Les tensions sur le foncier : la situation des exploitations familiales en Afrique est rendue très difficile par les tensions que connaît actuellement le secteur foncier. Il y a comme une course aux acquisitions foncières, phénomène communément appelé « accaparement des terres ». Cela cache une substitution de l’agriculture familiale par l’agriculture capitaliste, avec un risque majeur de ne plus être en mesure de nourrir les villes. Rappelons-nous le cas de Madagascar qui avait concédé près d’un million cinq cents mille hectares à l’entreprise coréenne DAEWOO. Beaucoup de réformes foncières en cours dans la plupart des pays ne visent qu’à légitimer pareilles situations, et à laisser la porte ouverte, tout en légalisant le pillage des terres.
La concurrence pour l’eau : certes, la concurrence pour l’accès à l’eau augmente sous l’effet de la croissance démographique, de l’urbanisation, des installations touristiques et industrielles. Mais les petits agriculteurs sont les premières victimes de cette course à l’eau. Ils font face à plus puissants politiquement et économiquement qu’eux. Dans les cas d’accaparement des terres, il s’agit aussi de l’accaparement de l’eau par les nouveaux acquéreurs. En effet nombre de pays déficients en eau épargnent leurs propres ressources en acquérant des terres agricoles étrangères.
Nécessaire développement des marchés régionaux : Les marchés des produits alimentaires au niveau régional restent les plus accessibles et bénéficient d’une demande forte et durable ; leur développement est une clé pour l’innovation et la diversification rurale, ce qui suppose des politiques très volontaristes de soutien, voire de protection. Il faut aussi faire redécouvrir l’alimentation basée sur la culture traditionnelle comme le sorgho, le mil, les haricots plutôt que le riz.

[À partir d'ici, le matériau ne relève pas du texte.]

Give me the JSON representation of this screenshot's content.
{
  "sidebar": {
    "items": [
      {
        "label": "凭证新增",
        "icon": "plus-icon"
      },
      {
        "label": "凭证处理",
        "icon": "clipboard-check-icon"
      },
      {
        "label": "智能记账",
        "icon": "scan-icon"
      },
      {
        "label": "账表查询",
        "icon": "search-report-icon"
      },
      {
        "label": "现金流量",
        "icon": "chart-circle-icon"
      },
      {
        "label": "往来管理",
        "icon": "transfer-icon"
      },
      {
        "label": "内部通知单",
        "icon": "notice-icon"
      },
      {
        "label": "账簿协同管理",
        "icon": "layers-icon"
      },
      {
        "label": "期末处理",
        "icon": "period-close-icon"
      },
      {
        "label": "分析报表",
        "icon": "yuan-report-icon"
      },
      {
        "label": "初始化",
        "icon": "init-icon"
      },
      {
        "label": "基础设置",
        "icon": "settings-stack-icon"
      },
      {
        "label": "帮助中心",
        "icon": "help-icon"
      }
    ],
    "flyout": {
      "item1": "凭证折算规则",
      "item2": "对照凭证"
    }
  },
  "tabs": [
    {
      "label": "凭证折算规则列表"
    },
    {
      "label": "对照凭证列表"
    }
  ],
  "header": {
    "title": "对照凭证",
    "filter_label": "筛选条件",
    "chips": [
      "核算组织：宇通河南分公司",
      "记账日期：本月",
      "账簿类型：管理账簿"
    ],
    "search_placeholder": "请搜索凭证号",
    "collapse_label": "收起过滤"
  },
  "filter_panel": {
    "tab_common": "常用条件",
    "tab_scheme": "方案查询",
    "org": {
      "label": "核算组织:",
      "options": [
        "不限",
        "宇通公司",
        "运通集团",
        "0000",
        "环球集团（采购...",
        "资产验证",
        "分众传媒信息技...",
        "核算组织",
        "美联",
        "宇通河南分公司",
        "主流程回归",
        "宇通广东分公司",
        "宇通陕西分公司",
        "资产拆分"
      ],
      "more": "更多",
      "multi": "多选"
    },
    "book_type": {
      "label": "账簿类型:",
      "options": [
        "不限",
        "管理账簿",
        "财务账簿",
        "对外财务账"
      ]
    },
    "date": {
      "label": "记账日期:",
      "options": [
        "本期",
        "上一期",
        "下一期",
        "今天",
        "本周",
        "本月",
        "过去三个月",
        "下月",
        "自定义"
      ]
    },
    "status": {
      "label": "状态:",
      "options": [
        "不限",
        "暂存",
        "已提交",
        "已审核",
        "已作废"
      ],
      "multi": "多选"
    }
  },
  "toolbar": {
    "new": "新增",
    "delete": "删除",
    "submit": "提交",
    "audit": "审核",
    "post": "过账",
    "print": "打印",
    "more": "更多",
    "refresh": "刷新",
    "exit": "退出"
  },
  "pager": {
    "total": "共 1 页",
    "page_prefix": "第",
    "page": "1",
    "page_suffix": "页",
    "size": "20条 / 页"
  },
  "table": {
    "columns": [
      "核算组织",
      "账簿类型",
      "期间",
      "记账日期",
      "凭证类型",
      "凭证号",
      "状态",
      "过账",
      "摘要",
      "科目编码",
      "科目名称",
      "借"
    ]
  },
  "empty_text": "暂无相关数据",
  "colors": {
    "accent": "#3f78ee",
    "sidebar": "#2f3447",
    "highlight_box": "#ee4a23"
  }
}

Progresser vers une agriculture intensive : il n’y aura pas de développement à long terme possible sans une agriculture de plus en plus intensive qui contribue tout d’abord à la sécurité alimentaire du pays, qui ensuite gagne des devises et crée un marché intérieur pour des produits manufacturés et des services.
Prendre en compte les jeunes qui montent : L’Afrique sub-saharien-ne n’a pas vécu, comme les autres continents, sa “transition économique”, entraînant un passage massif de l’activité agricole vers les autres activités ; elle a vécu une urbanisation sans industrialisation, sans nouveaux gisements d’emplois. Pourtant, plus de trois cents millions de jeunes vont arriver sur le marché du travail dans les quinze prochaines années, presque l’équivalent de la population des États-Unis. Une majorité (environ deux cents millions) de ces nouveaux actifs vivront en zone rurale. Les politiques agricoles doivent donc prendre en compte ces emplois des jeunes ruraux afin de réduire l’exode rural et de lutter contre les inégalités et la pauvreté qui concernent d’abord les campagnes.